The report is also a manifesto full of moral urgency. Making New York’s public spaces safe, civilized, and navigable is a deeply democratic issue. If you think that the new street designs are just about giving spandex-encased bikers a high-speed lane of their own or providing tourists with café tables and Wi-Fi, then try shepherding a gaggle of preschoolers across a complicated intersection or pushing a walker across Broadway. You’ll be grateful for every arcane bit of traffic engineering. Once-terrifying journeys have become more tranquil, not just in Manhattan’s glittering Zip Codes but in every borough. Being a flâneur in New York remains as intellectually invigorating as ever; it’s just no longer an extreme sport.

Sadik-Khan’s bureaucratic adieu doubles as a plea to the next administration: Hang tough. There were worrying signs during the campaign and afterward, when Bill de Blasio voiced lukewarm support for bike lanes and claimed that “the jury’s out” on whether the pedestrianization of Times Square was a good idea—this as crews were already jackhammering up asphalt to enshrine a wildly successful experiment. On the other hand, he has signed on to Vision Zero, a comprehensive international philosophy that adjusts streets to human behavior rather than forcing people to ­comply with abstract planning principles of ­efficiency. De Blasio and his police ­commissioner–designate, William Bratton, have also promised to do for traffic deaths what previous administrations did for murder: minimize the plague. Watch those 1910 records recede in the rearview mirror.

Madison SquarePhoto: Cassandra Tennenbaum/New York Magazine

The project of reforming New York’s streets is nowhere near complete. Select Bus Service is in its infancy and needs to be radically extended. So does the Citibike system. Permeable paving can absorb rainwater and make crossing the street after a storm a less amphibious adventure.
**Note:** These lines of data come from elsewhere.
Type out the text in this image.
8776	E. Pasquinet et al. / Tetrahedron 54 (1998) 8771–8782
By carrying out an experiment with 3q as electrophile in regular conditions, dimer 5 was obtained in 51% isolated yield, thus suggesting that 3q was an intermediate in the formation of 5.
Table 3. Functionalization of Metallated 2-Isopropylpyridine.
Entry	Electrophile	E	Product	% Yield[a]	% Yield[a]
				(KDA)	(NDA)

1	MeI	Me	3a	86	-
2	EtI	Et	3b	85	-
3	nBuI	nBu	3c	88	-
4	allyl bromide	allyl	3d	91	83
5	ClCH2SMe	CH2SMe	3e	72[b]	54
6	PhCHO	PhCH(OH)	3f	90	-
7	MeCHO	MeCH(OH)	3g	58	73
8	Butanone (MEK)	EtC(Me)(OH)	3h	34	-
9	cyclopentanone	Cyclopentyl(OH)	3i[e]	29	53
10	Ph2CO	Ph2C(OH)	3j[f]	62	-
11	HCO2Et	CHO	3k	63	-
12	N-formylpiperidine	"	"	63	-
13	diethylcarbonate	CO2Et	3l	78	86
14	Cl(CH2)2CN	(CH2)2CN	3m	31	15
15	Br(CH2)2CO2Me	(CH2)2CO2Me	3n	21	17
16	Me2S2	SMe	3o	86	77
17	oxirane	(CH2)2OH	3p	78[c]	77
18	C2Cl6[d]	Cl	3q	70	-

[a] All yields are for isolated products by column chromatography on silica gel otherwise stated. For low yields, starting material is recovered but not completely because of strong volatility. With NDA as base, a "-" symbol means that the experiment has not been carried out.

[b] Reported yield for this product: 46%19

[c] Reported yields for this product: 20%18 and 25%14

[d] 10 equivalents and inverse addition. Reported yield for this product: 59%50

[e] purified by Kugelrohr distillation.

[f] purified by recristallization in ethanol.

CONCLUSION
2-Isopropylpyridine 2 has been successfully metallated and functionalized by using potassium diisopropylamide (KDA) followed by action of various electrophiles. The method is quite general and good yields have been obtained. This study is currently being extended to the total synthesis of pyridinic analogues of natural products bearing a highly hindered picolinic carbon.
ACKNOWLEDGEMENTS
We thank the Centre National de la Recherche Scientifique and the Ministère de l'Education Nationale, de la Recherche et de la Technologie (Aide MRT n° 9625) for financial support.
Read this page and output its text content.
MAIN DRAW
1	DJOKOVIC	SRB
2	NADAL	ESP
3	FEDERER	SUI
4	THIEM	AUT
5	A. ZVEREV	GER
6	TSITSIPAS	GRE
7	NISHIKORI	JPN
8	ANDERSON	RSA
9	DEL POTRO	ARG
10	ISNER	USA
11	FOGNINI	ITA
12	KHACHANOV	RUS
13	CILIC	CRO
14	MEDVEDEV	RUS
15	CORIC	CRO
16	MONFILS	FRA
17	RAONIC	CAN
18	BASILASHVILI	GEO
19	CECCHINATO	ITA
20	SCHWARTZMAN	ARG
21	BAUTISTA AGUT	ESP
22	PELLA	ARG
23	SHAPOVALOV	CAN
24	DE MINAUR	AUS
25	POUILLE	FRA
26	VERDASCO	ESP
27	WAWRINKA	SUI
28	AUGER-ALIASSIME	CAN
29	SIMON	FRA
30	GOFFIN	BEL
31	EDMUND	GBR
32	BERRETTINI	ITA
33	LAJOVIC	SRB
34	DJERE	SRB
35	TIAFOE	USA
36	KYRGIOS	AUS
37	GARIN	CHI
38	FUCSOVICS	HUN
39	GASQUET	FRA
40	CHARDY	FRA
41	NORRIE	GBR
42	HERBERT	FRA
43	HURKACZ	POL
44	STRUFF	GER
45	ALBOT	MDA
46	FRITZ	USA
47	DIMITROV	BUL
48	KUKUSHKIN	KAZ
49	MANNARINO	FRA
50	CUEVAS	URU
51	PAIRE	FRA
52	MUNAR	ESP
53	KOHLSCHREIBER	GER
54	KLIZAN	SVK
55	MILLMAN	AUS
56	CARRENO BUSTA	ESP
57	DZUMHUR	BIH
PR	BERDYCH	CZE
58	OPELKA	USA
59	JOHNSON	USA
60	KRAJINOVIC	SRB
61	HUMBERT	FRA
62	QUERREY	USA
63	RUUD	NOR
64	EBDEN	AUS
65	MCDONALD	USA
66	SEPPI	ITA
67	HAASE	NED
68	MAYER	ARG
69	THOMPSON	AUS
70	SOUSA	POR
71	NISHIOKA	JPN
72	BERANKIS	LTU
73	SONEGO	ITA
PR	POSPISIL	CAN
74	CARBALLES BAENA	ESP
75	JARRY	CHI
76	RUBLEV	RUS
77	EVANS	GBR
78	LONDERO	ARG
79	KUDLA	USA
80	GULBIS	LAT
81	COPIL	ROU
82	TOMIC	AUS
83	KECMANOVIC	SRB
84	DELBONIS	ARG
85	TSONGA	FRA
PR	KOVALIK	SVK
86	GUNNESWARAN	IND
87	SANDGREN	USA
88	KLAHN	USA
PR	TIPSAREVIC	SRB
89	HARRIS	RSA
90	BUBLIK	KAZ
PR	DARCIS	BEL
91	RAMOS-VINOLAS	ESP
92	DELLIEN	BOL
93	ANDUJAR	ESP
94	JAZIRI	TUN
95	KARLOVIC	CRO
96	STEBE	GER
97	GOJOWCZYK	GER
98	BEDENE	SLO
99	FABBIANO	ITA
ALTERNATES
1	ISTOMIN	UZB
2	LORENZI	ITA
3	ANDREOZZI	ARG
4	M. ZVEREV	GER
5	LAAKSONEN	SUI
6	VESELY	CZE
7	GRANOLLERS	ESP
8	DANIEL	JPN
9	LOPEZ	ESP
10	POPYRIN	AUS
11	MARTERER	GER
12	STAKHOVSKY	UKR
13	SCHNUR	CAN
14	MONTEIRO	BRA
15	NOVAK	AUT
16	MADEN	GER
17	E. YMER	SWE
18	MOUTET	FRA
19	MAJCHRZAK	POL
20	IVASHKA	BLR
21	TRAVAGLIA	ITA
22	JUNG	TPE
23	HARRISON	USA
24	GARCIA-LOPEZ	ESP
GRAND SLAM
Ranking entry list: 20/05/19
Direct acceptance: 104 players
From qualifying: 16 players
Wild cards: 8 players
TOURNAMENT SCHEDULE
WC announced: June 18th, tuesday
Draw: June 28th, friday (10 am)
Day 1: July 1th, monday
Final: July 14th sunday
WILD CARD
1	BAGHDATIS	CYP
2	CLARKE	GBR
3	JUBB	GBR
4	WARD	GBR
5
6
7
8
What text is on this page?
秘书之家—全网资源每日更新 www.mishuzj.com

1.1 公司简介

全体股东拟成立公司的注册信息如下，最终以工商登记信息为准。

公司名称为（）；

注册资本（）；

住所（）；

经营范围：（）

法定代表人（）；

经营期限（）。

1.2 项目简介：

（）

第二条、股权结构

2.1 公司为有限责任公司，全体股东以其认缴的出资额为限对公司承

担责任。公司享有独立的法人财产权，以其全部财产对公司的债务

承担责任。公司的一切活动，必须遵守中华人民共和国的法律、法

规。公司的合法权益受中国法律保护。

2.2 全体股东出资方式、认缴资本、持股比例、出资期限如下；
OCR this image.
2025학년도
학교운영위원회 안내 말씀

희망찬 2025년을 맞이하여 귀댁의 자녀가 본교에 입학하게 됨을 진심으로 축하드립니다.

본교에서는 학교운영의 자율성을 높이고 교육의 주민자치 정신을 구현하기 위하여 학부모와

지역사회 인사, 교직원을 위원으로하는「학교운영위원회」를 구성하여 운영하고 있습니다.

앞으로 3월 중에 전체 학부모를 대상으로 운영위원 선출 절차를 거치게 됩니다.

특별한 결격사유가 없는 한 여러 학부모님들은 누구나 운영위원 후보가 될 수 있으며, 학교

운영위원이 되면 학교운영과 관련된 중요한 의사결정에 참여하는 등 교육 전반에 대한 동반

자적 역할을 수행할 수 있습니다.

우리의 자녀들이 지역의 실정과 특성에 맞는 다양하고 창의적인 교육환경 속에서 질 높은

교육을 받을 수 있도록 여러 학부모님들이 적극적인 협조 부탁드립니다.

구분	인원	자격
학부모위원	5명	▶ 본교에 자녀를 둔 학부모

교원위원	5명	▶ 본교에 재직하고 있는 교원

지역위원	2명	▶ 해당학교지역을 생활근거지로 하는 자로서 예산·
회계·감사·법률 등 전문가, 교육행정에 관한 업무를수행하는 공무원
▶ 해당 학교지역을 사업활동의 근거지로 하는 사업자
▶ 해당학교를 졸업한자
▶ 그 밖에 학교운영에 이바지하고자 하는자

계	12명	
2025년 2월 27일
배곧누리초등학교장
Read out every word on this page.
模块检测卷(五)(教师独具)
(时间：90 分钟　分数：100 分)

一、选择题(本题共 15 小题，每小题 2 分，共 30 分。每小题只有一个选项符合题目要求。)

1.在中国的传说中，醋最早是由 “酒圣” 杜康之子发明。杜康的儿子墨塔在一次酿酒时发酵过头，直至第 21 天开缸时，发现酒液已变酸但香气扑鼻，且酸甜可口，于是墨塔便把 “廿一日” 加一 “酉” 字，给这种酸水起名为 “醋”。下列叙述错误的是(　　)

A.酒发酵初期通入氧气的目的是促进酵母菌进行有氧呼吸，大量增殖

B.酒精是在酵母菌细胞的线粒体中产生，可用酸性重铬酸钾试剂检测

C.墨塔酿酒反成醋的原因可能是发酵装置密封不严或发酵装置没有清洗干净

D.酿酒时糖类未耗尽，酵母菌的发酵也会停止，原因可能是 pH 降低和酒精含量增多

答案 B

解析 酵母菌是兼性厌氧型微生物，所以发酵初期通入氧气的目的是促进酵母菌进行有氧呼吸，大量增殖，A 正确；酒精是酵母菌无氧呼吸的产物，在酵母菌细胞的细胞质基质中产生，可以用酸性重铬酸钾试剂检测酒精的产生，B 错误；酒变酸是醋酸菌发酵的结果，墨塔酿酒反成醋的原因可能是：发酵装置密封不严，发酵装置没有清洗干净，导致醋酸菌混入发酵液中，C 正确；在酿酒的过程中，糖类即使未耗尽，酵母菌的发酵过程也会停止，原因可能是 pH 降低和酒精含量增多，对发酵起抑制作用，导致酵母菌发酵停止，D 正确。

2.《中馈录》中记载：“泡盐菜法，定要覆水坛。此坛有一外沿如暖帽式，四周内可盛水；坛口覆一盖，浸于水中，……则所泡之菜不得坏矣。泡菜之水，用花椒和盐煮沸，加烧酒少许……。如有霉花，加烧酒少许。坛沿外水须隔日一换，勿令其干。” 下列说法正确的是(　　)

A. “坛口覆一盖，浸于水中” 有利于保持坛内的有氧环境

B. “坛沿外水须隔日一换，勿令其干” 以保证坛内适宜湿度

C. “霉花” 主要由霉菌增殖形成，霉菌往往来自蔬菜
And we still need to find a way for the various ways of getting around the city to coexist more peaceably. Cycling rates have risen and the Citibike system is a success, but we still have an adversarial atmosphere in which riders, drivers, and pedestrians act as if they belong to different tribes. This is still a city full of Ratso Rizzos yelling, “I’m walkin’ here!

Continuing the job will take commitment and the continued pressure of advocacy groups like Transportation Alternatives. Many of Sadik-Khan’s interventions have been quick and cheap, requiring little more than a few hours and a can of paint. Meanwhile, the DOT’s traditional responsibilities keep sponging up money: In the next decade, we’ll need to spend $4.3 billion to keep bridges in good repair, $2.4 billion for roadway maintenance, $300 million for the Staten Island Ferry. Faced with the staggering cost of covering basics, the next administration may be tempted to forget the frills. That would be a terrible mistake, because it’s those background tweaks that improve life for everyone in the most democratic part of the city: its streets.